Influence of Information systems on the threats of the substitutes:
An analysis of the threat of alternative products will recognise the probability that customers to your industry will change to purchasing a substitute product from outside your industry. The methodical analysis of porter's competitive forces in the industry surroundings using the Porter's framework is a powerful tool that aids the managers and leaders to think strategically and act upon it. It is very essential to know that even one single competitive force often affects the others hence all the forces has to be considered while performing the analysis of any industry. Without a doubt, Analysis in the industry leads the managers to think analytically concerning the way their strategic choices will both affect and be affected by the five forces of industry competition and change the conditions in industry.
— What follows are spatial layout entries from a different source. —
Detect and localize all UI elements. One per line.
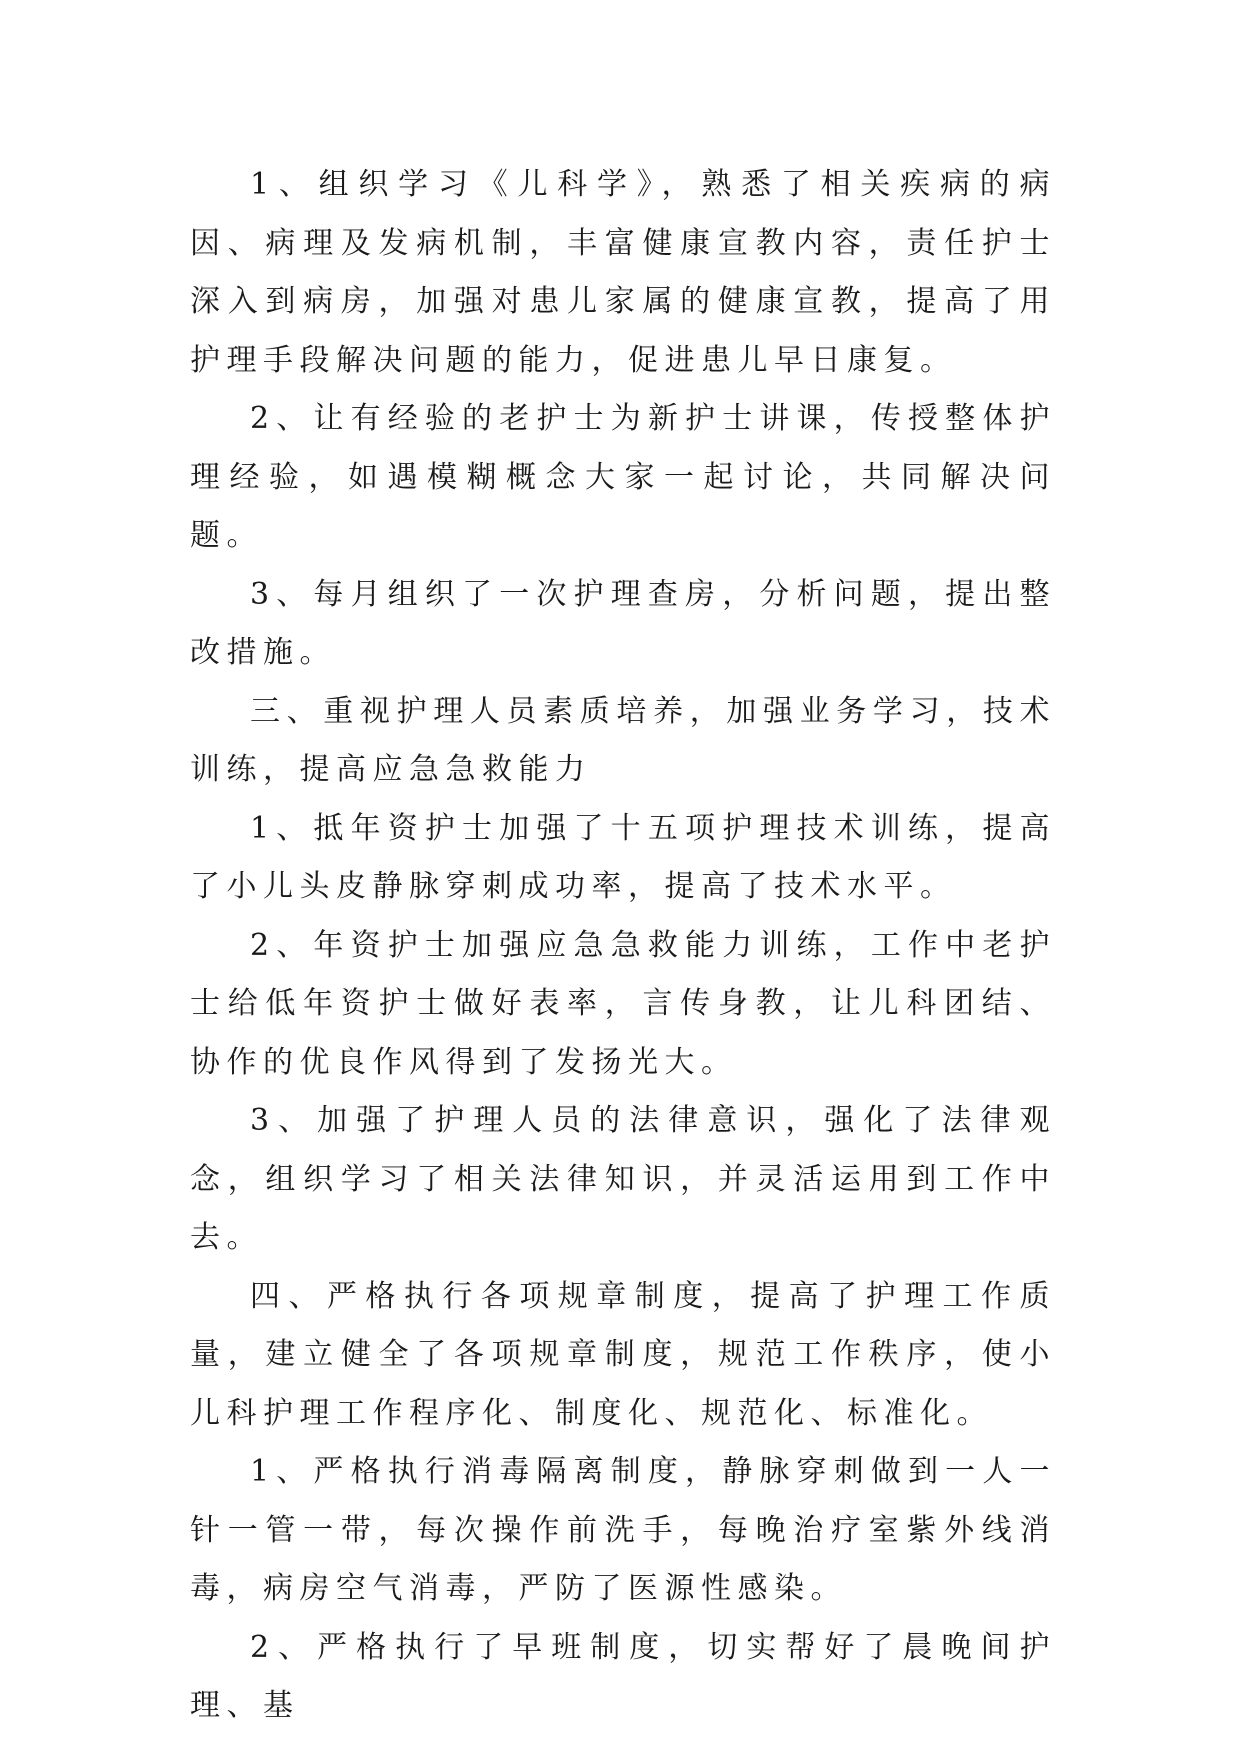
- paragraph: 1、严格执行消毒隔离制度，静脉穿刺做到一人一针一管一带，每次操作前洗手，每晚治疗室紫外线消毒，病房空气消毒，严防了医源性感染。: [190, 1454, 1056, 1606]
- paragraph: 2、让有经验的老护士为新护士讲课，传授整体护理经验，如遇模糊概念大家一起讨论，共同解决问题。: [190, 401, 1056, 553]
- section-heading: 四、严格执行各项规章制度，提高了护理工作质量，建立健全了各项规章制度，规范工作秩序，使小儿科护理工作程序化、制度化、规范化、标准化。: [190, 1278, 1056, 1431]
- paragraph: 1、组织学习《儿科学》，熟悉了相关疾病的病因、病理及发病机制，丰富健康宣教内容，责任护士深入到病房，加强对患儿家属的健康宣教，提高了用护理手段解决问题的能力，促进患儿早日康复。: [190, 167, 1056, 378]
- section-heading: 三、重视护理人员素质培养，加强业务学习，技术训练，提高应急急救能力: [190, 693, 1056, 787]
- paragraph: 3、加强了护理人员的法律意识，强化了法律观念，组织学习了相关法律知识，并灵活运用到工作中去。: [190, 1103, 1056, 1255]
- paragraph: 2、严格执行了早班制度，切实帮好了晨晚间护理、基: [190, 1629, 1056, 1723]
- document-body: [190, 156, 1056, 1736]
- paragraph: 1、抵年资护士加强了十五项护理技术训练，提高了小儿头皮静脉穿刺成功率，提高了技术水平。: [190, 810, 1056, 904]
- paragraph: 3、每月组织了一次护理查房，分析问题，提出整改措施。: [190, 576, 1056, 670]
- paragraph: 2、年资护士加强应急急救能力训练，工作中老护士给低年资护士做好表率，言传身教，让儿科团结、协作的优良作风得到了发扬光大。: [190, 927, 1056, 1080]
Influence of Information systems on threats of new entrants in the market:
The basic idea of analysing competitive strategies, Opportunities and threats has been used by many people as a basis for considering potential impact of Information Systems. In the 1980's, McFarlan, Parsons, Cash and others used Porter's Competitive Five Forces model to supervise how information system had and could impact certain industries and affect any other industries in that particular area. For example in recent times Porter had applied this model to know the impact of the Internet technology on firms and industries. This clearly shows that the opportunities and threats that Information Systems can offer and pose will vary over time in an industry, considerably due to the role Information Systems play and partially due to the economic and competitive situation of the industry. Also product innovation can encourage new industry growth or in some case accelerate the decline of certain industries. The entry of Amazon Online Books has had a major impact in the market and the books industry. The overall books sale had gone up drastically. Due to Amazons online revolution the traditional books retailers had suffered a heavy loss into their business.